| Beamtenrecht

Beamter hat nach Wahl eines Linken-Ministerpräsidenten keinen Anspruch auf einstweiligen Ruhestand

Verwaltungsgericht lehnt Anspruch auf einstweiligen Ruhestand ab.
Bild: Haufe Online Redaktion

Ein Beamter hat wegen der erfolgten Wahl des amtierenden Ministerpräsidenten der Partei "Die Linke" keinen Anspruch auf Versetzung in den einstweiligen Ruhestand aus Gewissensgründen. Dies entschied das Verwaltungsgericht Gera.

Die 1. Kammer des Verwaltungsgerichts lehnte den Eilantrag eines Beamten auf Versetzung in den einstweiligen Ruhestand ab.

Beamter sah sich in Gewissenskonflikt

Der als technischer Oberinspektor im Landesdienst stehende Beamte machte geltend, dass nach der Wahl eines Ministerpräsidenten der Partei “Die Linke“ er sich in einem Gewissenskonflikt mit dem von ihm geleisteten Amtseid befinde. Zu der Partei gehörten Strukturen, die die freiheitlich demokratische Grundordnung nicht anerkennen würden und dennoch in der Partei mitwirkten. Sein Bekenntnis zur freiheitlich demokratischen Grundordnung sei daher höher zu bewerten, als seine Dienst- und Treuepflicht gegenüber dem Dienstherrn. Auf Grund dieses Gewissenskonflikts begehre er die Versetzung in den einstweiligen Ruhestand bei vollen Bezügen.

Verwaltungsgericht: Kläger ist kein politischer Beamter

Das Verwaltungsgericht verneinte einen solchen Anspruch, der sich weder aus dem Grundgesetz noch aus dem Beamtenrecht ergebe. Soweit danach die Möglichkeit bestehe, sog. politische Beamte in den einstweiligen Ruhestand zu versetzen, um politisch relevante Schlüsselstellen zwecks Umsetzung der politischen Ziele der jeweils amtierenden Regierung neu zu besetzen, bekleide der Antragsteller eine solches Amt nicht. Die einschlägige Vorschrift begründe für den Dienstherrn zudem nur eine entsprechende Befugnis zur Versetzung in den einstweiligen Ruhestand, ohne dass daraus ein Anspruch für den Beamten folge.

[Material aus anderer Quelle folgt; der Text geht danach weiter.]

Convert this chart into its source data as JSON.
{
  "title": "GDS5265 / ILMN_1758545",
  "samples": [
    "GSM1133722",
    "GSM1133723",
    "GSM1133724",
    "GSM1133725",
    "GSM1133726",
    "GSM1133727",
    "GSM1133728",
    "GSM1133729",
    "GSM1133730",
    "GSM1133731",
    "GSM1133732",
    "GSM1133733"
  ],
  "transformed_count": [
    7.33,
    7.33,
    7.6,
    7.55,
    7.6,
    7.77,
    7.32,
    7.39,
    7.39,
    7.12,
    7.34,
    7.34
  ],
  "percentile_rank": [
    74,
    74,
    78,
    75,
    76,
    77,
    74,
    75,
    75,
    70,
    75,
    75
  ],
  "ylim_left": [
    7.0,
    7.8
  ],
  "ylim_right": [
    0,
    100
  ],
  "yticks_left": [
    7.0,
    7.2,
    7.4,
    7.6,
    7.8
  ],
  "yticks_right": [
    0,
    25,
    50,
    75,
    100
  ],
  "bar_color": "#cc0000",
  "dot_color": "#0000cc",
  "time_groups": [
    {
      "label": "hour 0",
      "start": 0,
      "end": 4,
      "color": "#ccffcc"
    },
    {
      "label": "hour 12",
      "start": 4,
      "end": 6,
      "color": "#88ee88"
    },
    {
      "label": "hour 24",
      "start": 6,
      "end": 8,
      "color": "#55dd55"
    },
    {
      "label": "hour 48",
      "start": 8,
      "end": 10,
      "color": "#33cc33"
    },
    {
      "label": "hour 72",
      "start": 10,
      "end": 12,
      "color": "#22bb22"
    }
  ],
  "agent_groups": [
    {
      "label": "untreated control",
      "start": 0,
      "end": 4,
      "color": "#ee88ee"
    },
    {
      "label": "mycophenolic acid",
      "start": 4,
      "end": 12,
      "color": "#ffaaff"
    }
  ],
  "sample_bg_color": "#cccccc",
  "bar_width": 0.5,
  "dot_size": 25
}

Kein Gewissenskonflikt für den Sachbearbeiter erkennbar

Einen verfassungsrechtlich relevanten Gewissenskonflikt verneinte das Gericht ebenfalls. Eine solche Konfliktlage des Antragstellers sei vor dem Hintergrund seines Tätigkeitsbereichs als Sachbearbeiter bei der Thüringer Landesanstalt für Geologie und Umwelt nicht erkennbar. Die übertragene Aufgabe verlange vom ihm nicht die Abgabe eines politischen Bekenntnisses zugunsten der Landesregierung bzw. eine Identifizierung mit ihren politischen Zielen. Das verlange auch nicht seine beamtenrechtliche Dienst- und Treuepflicht. Der Antragsteller müsse nur für die freiheitliche Grundordnung eintreten. Selbstverständlich stehe es ihm frei, notfalls die Entlassung aus dem Beamtendienst zu beantragen (Verwaltungsgericht Gera, Urteil v. 27.3.2015, 1 E 132/15 Ge).